Officiellement, toute méthode qui vise à évaluer le coût des enfants en fonction de la méthode du bien-être équivalent est une méthode qui fait une comparaison interpersonnelle (ou interfamille) du bien-être; nous estimons que les parents de la famille A ayant un revenu X ont le même niveau de vie que les adultes de la famille B ayant un revenu Y. Malheureusement, comme le fait remarquer Pollak (1990), la plupart des économistes pensent que les comparaisons de bien-être interpersonnelles n'ont aucun sens. Le fait même que l'on effectue de façon routinière des comparaisons interpersonnelles laisse à penser que cette façon de voir est trop négative.
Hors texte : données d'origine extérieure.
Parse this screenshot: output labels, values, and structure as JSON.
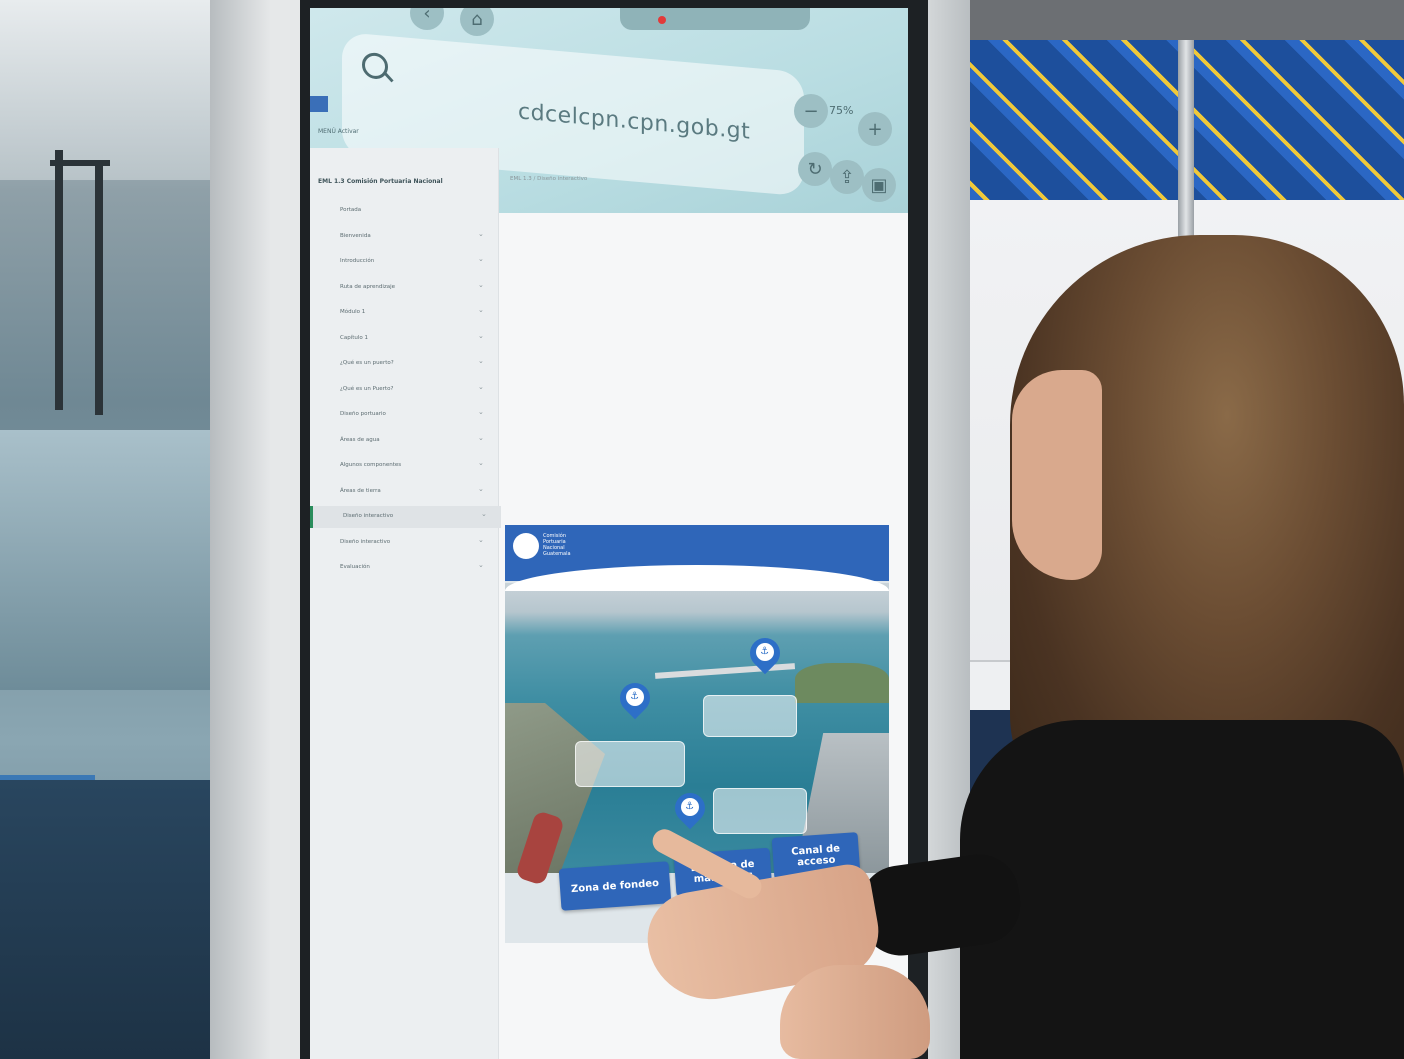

La plupart de ceux qui estiment que nous ne pouvons pas faire de comparaisons interpersonnelles, pensent que ces déclarations sont normatives (c'est-à-dire des déclarations impliquant une obligation) plutôt que positives (c'est-à-dire des déclarations véritables). Il faut en conclure que nous ne pouvons jamais connaître le coût des enfants simplement en observant les habitudes.

Je parlerai plus loin en détail de la façon dont les divers enquêteurs dans ce domaine ont choisi d'aborder ces problèmes. Comme nous le verrons, il n'existe pas de méthodes sans problème, pour les raisons évoquées plus haut.

En plus d'évaluer le coût des enfants, nous aimerions également avoir des méthodes qui permettent de mettre à jour cette évaluation. Par exemple, si le prix du lait augmente, comment allons-nous modifier le coût des jeunes enfants? En admettant que ce coût ait augmenté, la question est de savoir de combien? Un des moyens évidents de calculer le nouveau coût est de répéter l'exercice original de mesure du coût en fonction des nouveaux prix. Il s'avère que nous disposons de méthodes plus simples. En particulier, une fois que nous avons les coûts pour une année de base ainsi que les prix de l'année de base, nous pouvons les mettre à jour en utilisant les techniques conventionnelles d'indexation; on trouvera ce sujet examiné en détail dans Blundell et Lewbel (1990). Cet aspect est important dans la mesure où nous n'avons pas à répéter la tâche potentiellement difficile de calculer le coût des enfants chaque année puisque nous pouvons simplement mettre à jour les estimations existantes.

Le reste de ce document est consacré à un examen critique des méthodes permettant de mesure le coût des enfants. Dans le chapitre suivant, je passerai en revue les enquêtes nationales qui ont été menées au Canada. Nous concluons que deux enquêtes seulement peuvent réellement être utilisées pour évaluer le coût des enfants. Le reste du chapitre 2 est consacré à une description détaillée de l'une de ces enquêtes. Je décris l'autre dans mon examen de la méthode qui a été utilisée.

Le chapitre 3 est consacré à une discussion sur les méthodes d'estimation du coût des enfants. Dans la mesure du possible, j'illustrerai l'application de ces méthodes sur les données canadiennes pour élucider leurs avantages et leurs inconvénients.

Dans un dernier chapitre, nous ferons des recommandations à partir de l'analyse qui va suivre. Nous ne pouvons insister assez sur le fait que ces recommandations s'appuieront sur une évaluation subjective de la méthode susceptible d'être la plus fiable. Compte tenu des connaissances actuelles, c'est tout ce que nous pouvons faire.